Drill or no drill, Norway’s offshore future is shaping up to be carbon intensive

Norway got rich by taking fossil fuels out of the ground. Its future fortunes might be built on sending carbon dioxide the other way.

By Kevin McGwin - September 14, 2021
The Melkøya terminal, in Hammerfest, in northern Norway, was built to store gas from the Snøhvit field, the first operational field in the Barents Sea. Plans are afoot that would see ships returning to sea laden with carbon dioxide. (Helge Hansen/Equinor)

Norway’s Horisont Energi has applied to establish a carbon dioxide storage facility off the country’s northern coast that would be capable of holding twice the country’s annual emissions of greenhouse-gas pollution.

The announcement, made on Monday, comes after the oil and energy ministry said on Friday that it was offering two new offshore areas for companies interested in developing carbon dioxide storage facilities.

One of the areas is east of the Troll gas field, in the North Sea. The other, where Horisont Energi has applied to establish its facility, is located northeast of the Goliat oilfield, in the Barents Sea.

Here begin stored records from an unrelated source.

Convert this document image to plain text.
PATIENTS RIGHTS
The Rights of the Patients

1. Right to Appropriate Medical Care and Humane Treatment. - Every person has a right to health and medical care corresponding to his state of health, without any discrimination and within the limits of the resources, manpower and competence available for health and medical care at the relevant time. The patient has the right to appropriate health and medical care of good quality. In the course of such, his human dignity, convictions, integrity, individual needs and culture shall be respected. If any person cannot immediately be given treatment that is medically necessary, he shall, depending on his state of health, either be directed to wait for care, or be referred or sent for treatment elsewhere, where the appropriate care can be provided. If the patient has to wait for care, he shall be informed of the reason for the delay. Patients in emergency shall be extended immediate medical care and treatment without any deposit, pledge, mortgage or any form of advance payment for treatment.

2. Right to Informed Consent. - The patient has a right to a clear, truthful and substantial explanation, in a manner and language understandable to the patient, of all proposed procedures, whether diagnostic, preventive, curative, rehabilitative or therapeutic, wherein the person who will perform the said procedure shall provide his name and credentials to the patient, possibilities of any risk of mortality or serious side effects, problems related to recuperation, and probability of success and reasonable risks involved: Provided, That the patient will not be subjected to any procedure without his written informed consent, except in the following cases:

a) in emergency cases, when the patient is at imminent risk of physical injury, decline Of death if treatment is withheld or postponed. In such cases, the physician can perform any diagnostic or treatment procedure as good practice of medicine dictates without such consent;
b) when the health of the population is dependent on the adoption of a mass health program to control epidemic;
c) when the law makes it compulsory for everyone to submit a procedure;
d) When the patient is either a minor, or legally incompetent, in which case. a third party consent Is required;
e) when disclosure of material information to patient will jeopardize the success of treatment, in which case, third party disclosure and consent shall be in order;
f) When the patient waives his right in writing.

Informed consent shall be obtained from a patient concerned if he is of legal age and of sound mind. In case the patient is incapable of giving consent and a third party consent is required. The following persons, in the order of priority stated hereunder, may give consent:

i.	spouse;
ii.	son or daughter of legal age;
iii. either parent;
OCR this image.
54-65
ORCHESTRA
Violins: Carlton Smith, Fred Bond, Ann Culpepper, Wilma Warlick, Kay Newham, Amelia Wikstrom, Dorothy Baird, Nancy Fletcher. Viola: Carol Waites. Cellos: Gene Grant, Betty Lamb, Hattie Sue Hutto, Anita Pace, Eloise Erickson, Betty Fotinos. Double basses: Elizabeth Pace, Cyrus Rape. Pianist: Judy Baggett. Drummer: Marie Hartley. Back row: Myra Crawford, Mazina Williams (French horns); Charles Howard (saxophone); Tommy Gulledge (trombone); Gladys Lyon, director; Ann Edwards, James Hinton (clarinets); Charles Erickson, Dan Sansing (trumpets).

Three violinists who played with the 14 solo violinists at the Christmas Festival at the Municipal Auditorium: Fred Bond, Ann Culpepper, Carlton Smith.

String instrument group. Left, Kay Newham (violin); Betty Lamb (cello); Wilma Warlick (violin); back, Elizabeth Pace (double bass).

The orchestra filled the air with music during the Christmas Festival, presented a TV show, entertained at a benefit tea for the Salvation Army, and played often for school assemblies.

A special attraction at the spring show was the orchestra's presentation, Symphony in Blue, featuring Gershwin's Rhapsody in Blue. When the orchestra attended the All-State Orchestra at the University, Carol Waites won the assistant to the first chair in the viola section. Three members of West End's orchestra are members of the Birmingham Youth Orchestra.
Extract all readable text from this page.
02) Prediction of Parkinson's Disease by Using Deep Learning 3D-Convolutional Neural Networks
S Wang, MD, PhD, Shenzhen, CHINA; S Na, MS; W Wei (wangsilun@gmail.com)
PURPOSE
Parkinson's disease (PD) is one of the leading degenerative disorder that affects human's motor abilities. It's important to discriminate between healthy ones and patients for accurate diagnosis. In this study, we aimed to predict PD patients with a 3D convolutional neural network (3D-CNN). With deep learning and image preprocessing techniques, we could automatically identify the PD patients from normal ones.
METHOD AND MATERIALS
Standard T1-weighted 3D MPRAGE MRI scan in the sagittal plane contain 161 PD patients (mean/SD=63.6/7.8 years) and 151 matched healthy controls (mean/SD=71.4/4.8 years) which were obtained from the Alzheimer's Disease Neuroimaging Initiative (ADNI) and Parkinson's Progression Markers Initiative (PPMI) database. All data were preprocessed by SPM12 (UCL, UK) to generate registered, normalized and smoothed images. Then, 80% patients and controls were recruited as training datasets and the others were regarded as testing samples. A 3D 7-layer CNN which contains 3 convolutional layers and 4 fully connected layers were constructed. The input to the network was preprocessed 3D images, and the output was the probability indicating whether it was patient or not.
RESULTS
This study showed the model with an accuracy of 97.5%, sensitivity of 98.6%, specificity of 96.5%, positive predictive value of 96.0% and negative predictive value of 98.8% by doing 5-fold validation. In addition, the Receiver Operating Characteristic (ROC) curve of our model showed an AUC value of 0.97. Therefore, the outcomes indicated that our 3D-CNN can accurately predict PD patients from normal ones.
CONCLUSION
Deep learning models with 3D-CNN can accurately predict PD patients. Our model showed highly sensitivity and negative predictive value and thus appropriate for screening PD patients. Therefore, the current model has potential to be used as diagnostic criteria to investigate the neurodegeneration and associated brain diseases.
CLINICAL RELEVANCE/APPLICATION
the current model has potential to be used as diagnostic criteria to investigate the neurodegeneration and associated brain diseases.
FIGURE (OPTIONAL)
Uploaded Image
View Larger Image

Horisont had announced in May that it was interested in developing the 100-million ton Polaris facility in the Barents Sea together with Equinor, the state-owned energy firm, as part the two firms’ Barents Blue project, which will produce ammonia.

[A green ammonium production plant could come to Norway’s Finnmark]

Long used in industrial applications as a coolant and in fertilizers, ammonia has recently emerged as a potential source of carbon-free fuel. Ideally, the ammonia used for fuel is created using hydrogen from water and nitrogen from the air in a process that does not release carbon dioxide. But ammonia can also be created from natural gas — though this produces carbon dioxide that must be stored if any there is to be any reduction in carbon pollution — and it is this process the Barents Blue facility plans to use.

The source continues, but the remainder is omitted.